Reportage

Praktikums-Impressionen aus dem Reich der Mitte

01.10.2019
von gateway.one
Kompass gerichtet auf Karriere

Jerome Fietz, Informatik-Lernender der Credit Suisse, hatte die einmalige Gelegenheit, während seiner Berufslehre, organisiert durch Route2China, vier Wochen lang ein Praktikum in Shanghai zu absolvieren. Zurück aus dem Reich der Mitte, erzählt er von seinen Erfahrungen mit der chinesischen Kultur, Sprache, Wirtschaft und Arbeitswelt.

Eine Reise nach Shanghai lässt sich schwer in Worte fassen, denn bei Shanghai handelt es sich um eine der aufregendsten Metropolen der Welt. Hier prallen Ost und West ebenso aufeinander wie Tradition und Innovation – und mittendrin: Jerome Fietz, der eigentlich bei der Credit Suisse als Informatik-Lernender beschäftigt ist, aber diesen Herbst organisiert durch Route2China für vier Wochen in Shanghai ein IT-Praktikum bei der RootAnt Group absolvierte. Voller Enthusiasmus erzählt er von seinen Erlebnissen:

Shanghai: eine Stadt der Superlative

Shanghai ist eine Stadt der Superlative: am Schnellsten, am Grössten, am Aufregendsten… Shanghai gilt gemeinhin als westlichste Stadt der Volksrepublik China. Mit ihren 23 Millionen Einwohnern ist Shanghai die bedeutendste Industriestadt des Landes, mit dem grössten Containerhafen der Welt. Es gibt Einkaufsmeilen mit Luxus-Shoppingtempeln voller internationaler Marken und angesagter Cafés. Der moderne Finanzdistrikt Lujiazui wurde erst vor rund zehn Jahren geschaffen, steckt quasi noch in den Kinderschuhen. Wohin man blickt: Wolkenkratzer, die zu den höchsten der Welt gehören. Tausende von aufstrebenden Jungmanagern, die in den glitzernden Bürotürmen das grosse Geld suchen. In eben so einem Büroturm durfte Jerome Fietz sein Praktikum bestreiten, bis es dann allerdings hiess «Nationaltagswoche (National Day Golden Week) – Büros leer, Belüftung ausgeschaltet». Fietz sah es entspannt: «so konnte ich mir eine Woche lang die einstündige Anfahrtszeit quer durch Shanghai sparen und stattdessen mit den anderen Praktikantinnen und Praktikanten in modernen Co-Working-Spaces und Cafés arbeiten». Er sei sich dabei wie ein richtiger digitaler Nomade vorgekommen, was ihm ehrlich gesagt ganz gut gefallen habe.
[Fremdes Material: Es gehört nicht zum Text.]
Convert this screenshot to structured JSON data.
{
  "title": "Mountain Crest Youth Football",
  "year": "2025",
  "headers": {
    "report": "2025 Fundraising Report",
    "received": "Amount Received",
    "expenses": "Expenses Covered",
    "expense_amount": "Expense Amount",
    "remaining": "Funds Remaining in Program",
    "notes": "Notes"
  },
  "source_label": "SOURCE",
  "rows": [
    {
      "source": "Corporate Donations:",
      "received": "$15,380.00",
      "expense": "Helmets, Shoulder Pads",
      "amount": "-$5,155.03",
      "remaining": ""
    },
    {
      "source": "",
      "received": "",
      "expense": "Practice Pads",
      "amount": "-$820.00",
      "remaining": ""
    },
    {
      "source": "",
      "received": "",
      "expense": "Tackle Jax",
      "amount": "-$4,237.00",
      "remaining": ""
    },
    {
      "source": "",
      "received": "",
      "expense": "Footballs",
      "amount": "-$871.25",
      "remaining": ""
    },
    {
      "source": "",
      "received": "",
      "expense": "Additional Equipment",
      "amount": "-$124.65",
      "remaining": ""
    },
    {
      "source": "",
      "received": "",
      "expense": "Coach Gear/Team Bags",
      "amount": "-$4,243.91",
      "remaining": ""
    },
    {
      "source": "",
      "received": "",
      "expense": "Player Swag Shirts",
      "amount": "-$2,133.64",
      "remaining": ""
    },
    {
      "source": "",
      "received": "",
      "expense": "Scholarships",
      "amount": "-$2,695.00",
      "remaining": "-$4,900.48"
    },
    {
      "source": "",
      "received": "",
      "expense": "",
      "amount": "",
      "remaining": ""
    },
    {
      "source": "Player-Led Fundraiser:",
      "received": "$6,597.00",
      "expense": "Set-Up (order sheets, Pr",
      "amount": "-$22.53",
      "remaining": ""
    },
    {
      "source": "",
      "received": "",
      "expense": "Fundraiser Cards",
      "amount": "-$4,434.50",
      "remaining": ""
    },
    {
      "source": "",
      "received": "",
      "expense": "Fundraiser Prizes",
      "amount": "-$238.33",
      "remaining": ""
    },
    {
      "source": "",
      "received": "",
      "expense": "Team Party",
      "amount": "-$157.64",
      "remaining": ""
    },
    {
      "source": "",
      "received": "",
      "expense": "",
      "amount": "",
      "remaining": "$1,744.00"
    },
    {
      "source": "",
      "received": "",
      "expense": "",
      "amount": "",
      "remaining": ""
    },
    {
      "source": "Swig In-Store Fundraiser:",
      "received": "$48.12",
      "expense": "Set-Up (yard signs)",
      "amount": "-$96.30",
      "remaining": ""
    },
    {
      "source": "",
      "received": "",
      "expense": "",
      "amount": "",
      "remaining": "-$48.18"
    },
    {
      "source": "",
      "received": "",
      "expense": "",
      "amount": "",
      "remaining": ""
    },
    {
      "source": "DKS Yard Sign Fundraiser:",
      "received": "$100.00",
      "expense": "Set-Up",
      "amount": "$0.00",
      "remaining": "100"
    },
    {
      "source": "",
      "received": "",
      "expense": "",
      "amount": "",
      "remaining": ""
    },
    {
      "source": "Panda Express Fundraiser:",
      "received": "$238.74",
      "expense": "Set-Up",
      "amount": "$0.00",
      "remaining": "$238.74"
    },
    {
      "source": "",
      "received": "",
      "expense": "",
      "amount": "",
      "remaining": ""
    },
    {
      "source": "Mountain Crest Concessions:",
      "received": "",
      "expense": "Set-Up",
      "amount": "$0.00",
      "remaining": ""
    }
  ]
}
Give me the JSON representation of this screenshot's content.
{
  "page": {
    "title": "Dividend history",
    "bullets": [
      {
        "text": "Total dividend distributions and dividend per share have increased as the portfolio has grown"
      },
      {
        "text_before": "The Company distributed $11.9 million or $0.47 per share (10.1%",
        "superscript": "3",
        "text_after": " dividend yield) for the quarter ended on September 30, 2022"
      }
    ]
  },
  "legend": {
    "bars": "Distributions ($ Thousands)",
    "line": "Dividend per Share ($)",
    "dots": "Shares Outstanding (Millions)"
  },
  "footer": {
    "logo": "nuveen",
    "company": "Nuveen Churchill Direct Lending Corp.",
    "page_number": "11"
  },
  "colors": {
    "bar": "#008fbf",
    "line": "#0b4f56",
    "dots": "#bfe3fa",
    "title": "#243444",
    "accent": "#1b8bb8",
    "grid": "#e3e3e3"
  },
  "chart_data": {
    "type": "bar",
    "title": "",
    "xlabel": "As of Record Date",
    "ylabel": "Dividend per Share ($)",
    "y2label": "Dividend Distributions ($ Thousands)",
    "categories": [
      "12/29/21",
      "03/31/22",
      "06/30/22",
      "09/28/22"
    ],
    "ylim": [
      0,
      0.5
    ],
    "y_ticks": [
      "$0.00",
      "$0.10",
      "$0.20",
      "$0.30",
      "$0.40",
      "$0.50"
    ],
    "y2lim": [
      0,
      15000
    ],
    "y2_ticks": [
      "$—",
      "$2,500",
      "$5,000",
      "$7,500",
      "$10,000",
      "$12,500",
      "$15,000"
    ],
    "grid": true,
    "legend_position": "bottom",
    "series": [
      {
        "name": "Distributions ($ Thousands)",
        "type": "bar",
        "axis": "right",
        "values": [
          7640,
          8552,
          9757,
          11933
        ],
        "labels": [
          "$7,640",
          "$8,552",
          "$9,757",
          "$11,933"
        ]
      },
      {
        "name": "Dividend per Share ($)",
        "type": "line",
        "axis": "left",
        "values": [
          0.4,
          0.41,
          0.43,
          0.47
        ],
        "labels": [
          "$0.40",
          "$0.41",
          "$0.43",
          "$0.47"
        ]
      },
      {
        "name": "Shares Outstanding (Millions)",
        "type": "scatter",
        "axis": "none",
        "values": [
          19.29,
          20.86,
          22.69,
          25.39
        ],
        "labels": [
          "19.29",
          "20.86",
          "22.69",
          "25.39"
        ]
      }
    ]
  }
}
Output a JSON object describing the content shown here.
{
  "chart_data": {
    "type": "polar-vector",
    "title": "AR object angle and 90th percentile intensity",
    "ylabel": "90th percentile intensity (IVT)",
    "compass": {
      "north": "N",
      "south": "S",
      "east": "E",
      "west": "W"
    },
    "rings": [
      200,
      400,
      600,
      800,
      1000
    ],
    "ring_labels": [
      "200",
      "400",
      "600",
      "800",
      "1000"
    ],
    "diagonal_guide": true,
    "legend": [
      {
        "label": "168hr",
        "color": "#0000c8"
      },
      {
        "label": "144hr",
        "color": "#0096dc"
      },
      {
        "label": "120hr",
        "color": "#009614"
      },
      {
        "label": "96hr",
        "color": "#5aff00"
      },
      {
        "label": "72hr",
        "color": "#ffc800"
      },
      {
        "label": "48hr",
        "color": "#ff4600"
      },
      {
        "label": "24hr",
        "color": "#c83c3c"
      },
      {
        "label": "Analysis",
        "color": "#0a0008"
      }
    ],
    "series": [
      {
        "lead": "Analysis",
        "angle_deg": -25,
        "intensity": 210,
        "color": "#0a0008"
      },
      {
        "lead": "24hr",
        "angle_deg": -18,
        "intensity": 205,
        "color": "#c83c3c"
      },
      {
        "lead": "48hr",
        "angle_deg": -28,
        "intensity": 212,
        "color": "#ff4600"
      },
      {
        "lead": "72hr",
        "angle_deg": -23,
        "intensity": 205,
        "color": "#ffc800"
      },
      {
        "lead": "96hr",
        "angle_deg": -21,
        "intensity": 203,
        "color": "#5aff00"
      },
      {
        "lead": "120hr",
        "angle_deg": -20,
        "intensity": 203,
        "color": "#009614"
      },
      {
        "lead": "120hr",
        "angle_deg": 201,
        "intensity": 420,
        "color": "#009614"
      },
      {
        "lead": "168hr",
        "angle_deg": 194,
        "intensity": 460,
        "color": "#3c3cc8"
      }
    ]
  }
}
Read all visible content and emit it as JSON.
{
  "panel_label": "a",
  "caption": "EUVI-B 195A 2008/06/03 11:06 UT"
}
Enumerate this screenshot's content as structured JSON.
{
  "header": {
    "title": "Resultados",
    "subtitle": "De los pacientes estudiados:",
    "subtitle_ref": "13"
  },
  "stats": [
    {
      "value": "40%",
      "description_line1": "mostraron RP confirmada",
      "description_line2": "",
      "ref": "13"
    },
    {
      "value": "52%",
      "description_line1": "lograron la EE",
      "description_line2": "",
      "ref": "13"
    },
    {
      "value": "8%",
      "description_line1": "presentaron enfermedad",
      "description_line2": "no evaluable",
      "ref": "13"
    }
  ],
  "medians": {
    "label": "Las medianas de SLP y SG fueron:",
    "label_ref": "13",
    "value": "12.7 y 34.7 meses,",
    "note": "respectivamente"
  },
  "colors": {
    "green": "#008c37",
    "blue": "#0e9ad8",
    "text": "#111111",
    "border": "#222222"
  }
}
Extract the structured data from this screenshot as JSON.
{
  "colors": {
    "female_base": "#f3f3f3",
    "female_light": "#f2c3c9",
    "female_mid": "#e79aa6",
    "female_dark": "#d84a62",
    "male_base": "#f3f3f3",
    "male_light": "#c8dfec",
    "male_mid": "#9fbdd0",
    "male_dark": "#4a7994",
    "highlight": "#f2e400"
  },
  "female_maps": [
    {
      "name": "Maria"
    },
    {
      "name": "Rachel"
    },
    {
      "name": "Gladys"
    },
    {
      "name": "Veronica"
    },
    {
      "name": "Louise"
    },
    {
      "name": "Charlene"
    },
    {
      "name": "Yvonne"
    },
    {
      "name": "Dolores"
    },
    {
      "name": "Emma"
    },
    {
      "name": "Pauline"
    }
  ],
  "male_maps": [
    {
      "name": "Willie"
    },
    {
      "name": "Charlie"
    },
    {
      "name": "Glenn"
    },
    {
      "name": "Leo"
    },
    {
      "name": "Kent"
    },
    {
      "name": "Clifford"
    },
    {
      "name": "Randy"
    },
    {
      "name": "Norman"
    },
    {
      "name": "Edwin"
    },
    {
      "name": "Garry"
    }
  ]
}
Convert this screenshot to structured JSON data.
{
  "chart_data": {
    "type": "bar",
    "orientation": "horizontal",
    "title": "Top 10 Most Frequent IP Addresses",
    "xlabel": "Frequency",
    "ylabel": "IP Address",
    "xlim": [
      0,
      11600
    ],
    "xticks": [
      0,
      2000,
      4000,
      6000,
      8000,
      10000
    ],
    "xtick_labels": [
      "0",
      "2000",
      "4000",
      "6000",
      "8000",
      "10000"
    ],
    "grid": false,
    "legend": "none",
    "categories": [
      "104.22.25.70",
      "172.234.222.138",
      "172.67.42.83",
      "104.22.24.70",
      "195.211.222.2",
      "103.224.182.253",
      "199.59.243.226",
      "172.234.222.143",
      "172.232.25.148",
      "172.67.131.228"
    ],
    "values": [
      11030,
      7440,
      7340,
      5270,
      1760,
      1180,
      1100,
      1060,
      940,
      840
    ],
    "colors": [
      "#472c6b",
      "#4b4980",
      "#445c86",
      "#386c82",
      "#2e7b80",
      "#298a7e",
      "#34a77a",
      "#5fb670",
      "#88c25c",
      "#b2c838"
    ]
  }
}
Aber Shanghai hat auch ein anderes, traditionell asiatisches Gesicht: keine 100 Meter vom modernen, westlich angehauchten Grossstadtgetümmel entfernt, finden sich schmucke Alleen mit leckeren Garküchen und einer ganzen Reihe gleichartiger Läden. In den Lilongs, den kleinen Gässchen der Altstadt, treffen sich die Bewohner auf einen Grüntee oder ein Bierchen und um Karten, Gobang oder Mahjong zu spielen. Als Fietz das erste Mal in einer traditionellen Garküche war, in welcher kein Mensch Englisch gesprochen hat, war dies eine wahre Herausforderung. Mit Händen, Füssen und Google-Translate bestellte er sich eine Suppe, die schliesslich glücklicherweise lecker schmeckte, von der er jedoch bis heute nicht mit Sicherheit weiss, was genau sie enthielt…

Chinesische Kultur: Schwertschlucken, Feuerspeien und Balanceakte als Jahrtausende alte Tradition

Shanghai ist ein wichtiger Verkehrsknotenpunkt und ein bedeutendes Kultur- und Bildungszentrum mit zahlreichen Universitäten, Hochschulen, Forschungseinrichtungen, Theatern und Museen. In der Metropole gibt es tagtäglich Unterhaltungs-Shows mit einer Mischung aus Bodenakrobatik, Jonglierkunst, Zaubervorführungen und Tiernummern. Einige der Kunststücke wie Schwertschlucken, Feuerspeien oder Balanceakte haben eine Jahrtausende alte Tradition und wurden bereits zu Zeiten der Han-Dynastie (206 v.Chr. bis 220 n.Chr.) entwickelt. Museen zeigen umfangreiche Sammlungen chinesischer Kunst (Keramik, Porzellan und Gemälde). Ausserdem gibt es in Shanghai beeindruckende, kunstvoll mit Holzschnitzereien verzierte und üppig vergoldete Tempel, wie der Konfuziustempel oder der buddhistischen Jing’an-Tempel. Auch Jerome Fietz konnte in seiner Freizeit mit seinen Kolleginnen und Kollegen von den üppigen kulturellen Angeboten profitieren: «Kein Tag war langweilig, ich habe jeden Tag viel Spannendes und Neues erlebt und viel gelernt!».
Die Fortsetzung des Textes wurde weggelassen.